Reżyser filmu Flash o porażce filmu: “Miller miał problemy ze zdrowiem psychicznym”
W niedawnym wywiadzie reżyser Andy Muschietti po raz pierwszy odniósł się do niepowodzenia filmu. Wskazał na sytuację zdrowotną Millera jako główny czynnik, który wpłynął na odbiór i promocję produkcji.
[Porażka filmu] była wynikiem sytuacji związanej ze zdrowiem psychicznym, wiesz. Wyszło tak, jak wyszło, powiedzmy. Mam na myśli, że on [Miller] miał problemy ze zdrowiem psychicznym, a cóż, kiedy kręcisz film, są rzeczy, których po prostu nie możesz kontrolować. Jedną z nich jest sytuacja, gdy aktorzy mają kryzys wizerunkowy. Wiesz, wpadli w kłopoty, zostali aresztowani na Hawajach itd. Miałem z nim ogólnie bardzo dobre doświadczenia. To świetny aktor, świetny komik. Byłem nim bardzo zaskoczony. Ale potem, pod koniec, natknąłem się na to wszystko.

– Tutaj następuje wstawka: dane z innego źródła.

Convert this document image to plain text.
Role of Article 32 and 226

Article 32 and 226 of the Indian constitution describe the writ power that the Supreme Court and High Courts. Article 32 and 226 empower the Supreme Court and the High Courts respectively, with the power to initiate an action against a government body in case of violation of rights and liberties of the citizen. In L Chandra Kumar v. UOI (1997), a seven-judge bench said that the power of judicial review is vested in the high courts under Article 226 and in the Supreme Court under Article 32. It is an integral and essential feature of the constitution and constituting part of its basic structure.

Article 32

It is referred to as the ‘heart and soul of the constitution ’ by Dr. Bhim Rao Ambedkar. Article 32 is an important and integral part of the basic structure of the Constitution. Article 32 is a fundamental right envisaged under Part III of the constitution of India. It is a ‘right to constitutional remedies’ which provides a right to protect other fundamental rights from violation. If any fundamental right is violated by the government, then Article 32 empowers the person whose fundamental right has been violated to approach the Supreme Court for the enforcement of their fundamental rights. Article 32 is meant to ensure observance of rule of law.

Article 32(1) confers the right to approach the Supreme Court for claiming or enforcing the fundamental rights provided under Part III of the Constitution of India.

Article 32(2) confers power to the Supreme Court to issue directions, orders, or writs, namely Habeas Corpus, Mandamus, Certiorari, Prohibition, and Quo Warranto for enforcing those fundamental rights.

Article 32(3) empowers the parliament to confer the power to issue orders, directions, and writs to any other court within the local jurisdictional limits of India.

Ezra Miller rzeczywiście miał burzliwe lato, zanim Flash trafił do kin. W “przygody” aktora wpisują się liczne incydenty, w tym dławienie kobiety, oskarżenia o molestowanie dzieci, zbrojny napad, domniemane przetrzymywanie matki z dziećmi na farmie konopi oraz wielokrotne akty przemocy fizycznej. Do tego dochodzą także kontrowersje związane z tożsamością płciową aktora – aktor podkreśla, że nie identyfikuje się ani jako mężczyzna, ani jako kobieta, dodaje, że “ledwo identyfikuje się jako człowiek”.
Problemy Millera nie były jednak jedynym czynnikiem wpływającym na odbiór Flash. W opinii reżysera sama postać Barry’ego Allena nie przyciągnęła wystarczająco szerokiej widowni, bo nie była interesująca dla kobiet.
GramTV przedstawia:
Kiedy wydajesz 200 milionów dolarów na film, Warner chce ściągnąć do kin nawet twoją babcię. I dowiedziałem się z prywatnych rozmów, że wiele osób po prostu nie przejmuje się postacią Flasha. (...) Jest wiele kobiet, które nie są zainteresowane postacią Flasha.
Reżyser nie wspomina jednak o innych czynnikach, które mogły wpłynąć na komercyjne fiasko filmu. W produkcji, która miała pięciu różnych reżyserów i cztery zespoły scenarzystów, brakowało spójności. Premiera filmu zbiegła się w czasie z reorganizacją DCEU przez Warner Bros. na rzecz wizji Jamesa Gunna, co dodatkowo utrudniło promocję. Krytycy wskazywali również na fabularny chaos oraz przesycenie treściami, co ostatecznie zaważyło na odbiorze. Nie pomógł też powrót Michaela Keatona do roli Batmana, choć ten aspekt filmu jest przez wielu akurat bardzo dobrze wspominany.
A Gunn dalej uważa że to jeden z najlepszych filmów superbohaterskich?
Film to było bagno jeśli chodzi o scenariusz i efekty, aktor już wtedy miał złą opinie a film wyszedł kiedy wszyscy już na DCCU postawili krzyżyk bo wiadomo było że się zwija w obecnej postaci. Czego się spodziewali?